Sans savoir pourquoi, madame Ronald rougit.

— Malade ?… pas le moins du monde !

Puis avec une feinte alarme :

— Suis-je donc vieillie, enlaidie !

— Non, différente seulement.

— Cela prouve que vous m’aviez un peu oubliée, car je me vois toujours la même, moi !

Charley n’insista pas, mais il fut ressaisi par cette inquiétude qui, dernièrement, avait dominé ses préoccupations d’affaires.

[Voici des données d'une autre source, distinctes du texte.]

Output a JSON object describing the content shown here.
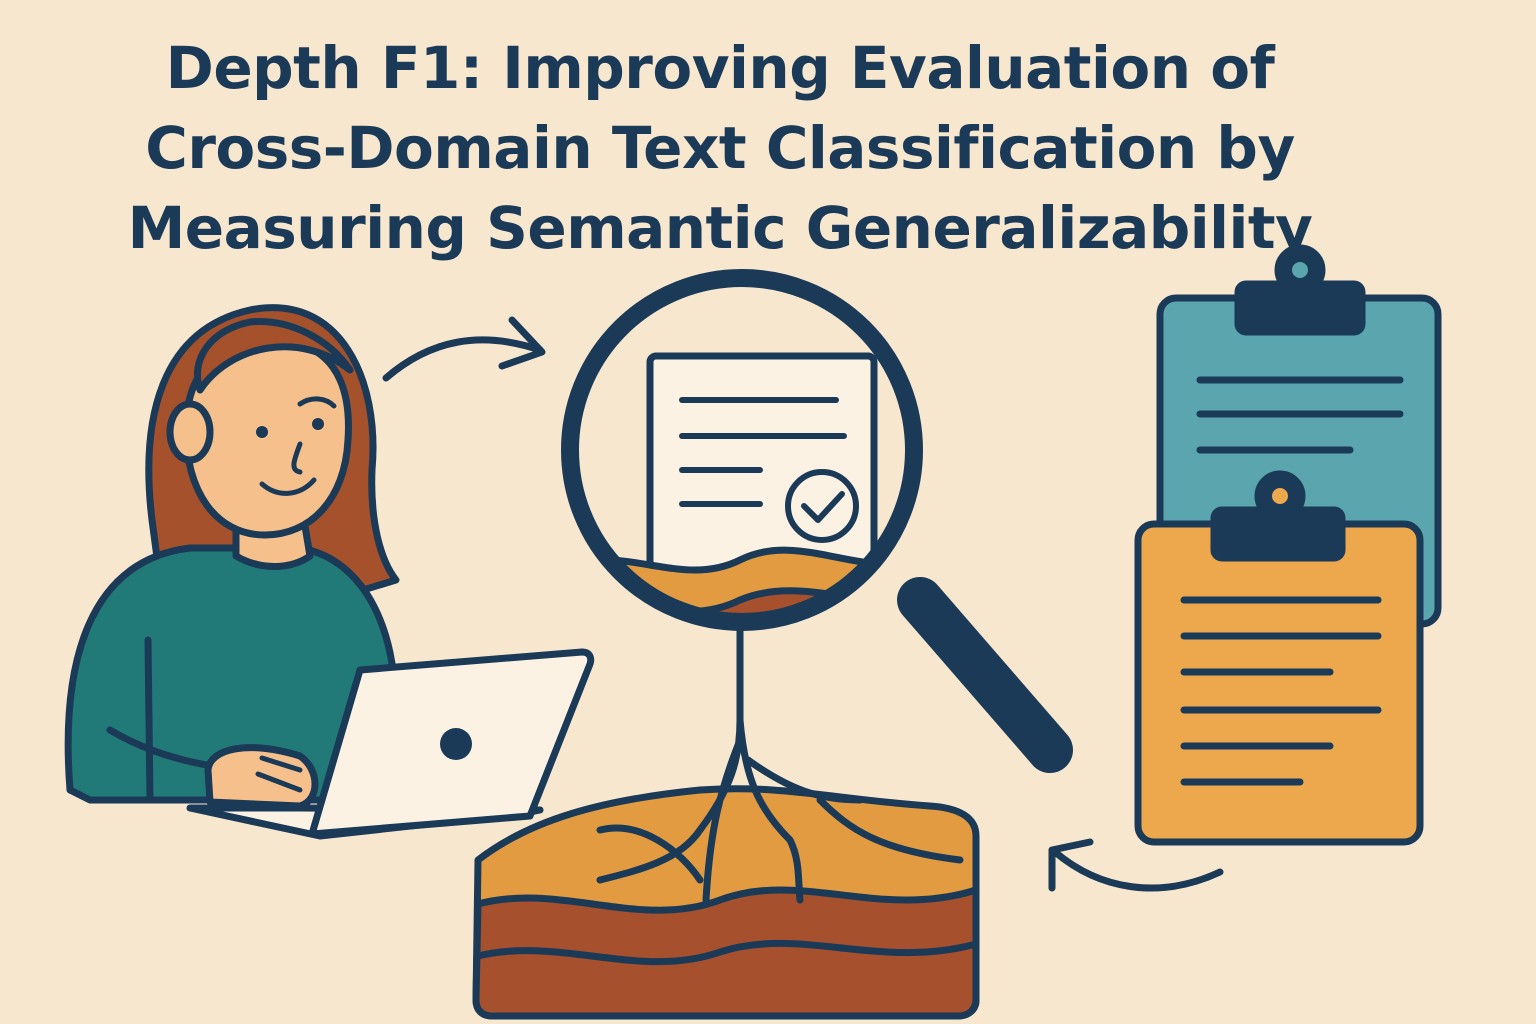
{
  "title": {
    "lines": [
      "Depth F1: Improving Evaluation of",
      "Cross-Domain Text Classification by",
      "Measuring Semantic Generalizability"
    ]
  },
  "colors": {
    "background": "#f8e7cf",
    "ink": "#1b3a57",
    "teal": "#227a78",
    "hair": "#a4512c",
    "skin": "#f6c08c",
    "clipboard_blue": "#5aa5ae",
    "clipboard_orange": "#eda84e",
    "soil_orange": "#e29b41",
    "soil_brown": "#a6502d",
    "paper": "#fbf2e4"
  },
  "icons": [
    "person-icon",
    "laptop-icon",
    "magnifier-icon",
    "document-check-icon",
    "clipboard-icon",
    "arrow-icon",
    "soil-roots-icon"
  ]
}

Le changement de milieu donna à madame Ronald un soulagement immédiat. Elle fut comme pénétrée par la lumière vibrante de Monte-Carlo. La musique, les fleurs, le bleu qui l’environnaient, agirent sur elle d’une façon bienfaisante. Sous l’influence de ces choses belles et douces, son cœur se desserra peu à peu, elle se crut sortie d’un cauchemar. La première lettre de Dora l’y rejeta, corps et âme.

Dans cette lettre, où le nom de Lelo revenait à chaque ligne, la jeune fille lui annonçait que son mariage était fixé au mois de juin et se ferait probablement à Paris… A la nouvelle de l’événement si proche, Hélène manifesta son indignation contre mademoiselle Carroll, sa sympathie pour Jack Ascott, d’une telle manière que le visage de M. Beauchamp prit une expression grave et peinée ; elle ne s’en aperçut même pas. Mais aussitôt le ciel, la mer, le paysage divin, lui semblèrent durs, d’une tristesse éclatante, — et elle ne manqua pas d’attribuer au mistral l’irritation causée par la douleur qui s’était réveillée en elle.

En manière de distraction, elle essaya du jeu et se passionna vite pour la roulette. Malgré les remontrances de son frère et de sa tante, elle passait une bonne partie de son temps au casino. Elle eut des séries de veine extraordinaire. Elle exultait alors, elle oubliait momentanément Lelo et Dora. Elle ne tarda pas à être remarquée ; on l’appela « la belle Américaine », on la dit millionnaire, on la crut veuve ou divorcée, et il ne fallut rien moins que la présence constante de M. Beauchamp pour assurer sa liberté et tenir en respect les chercheurs d’aventures.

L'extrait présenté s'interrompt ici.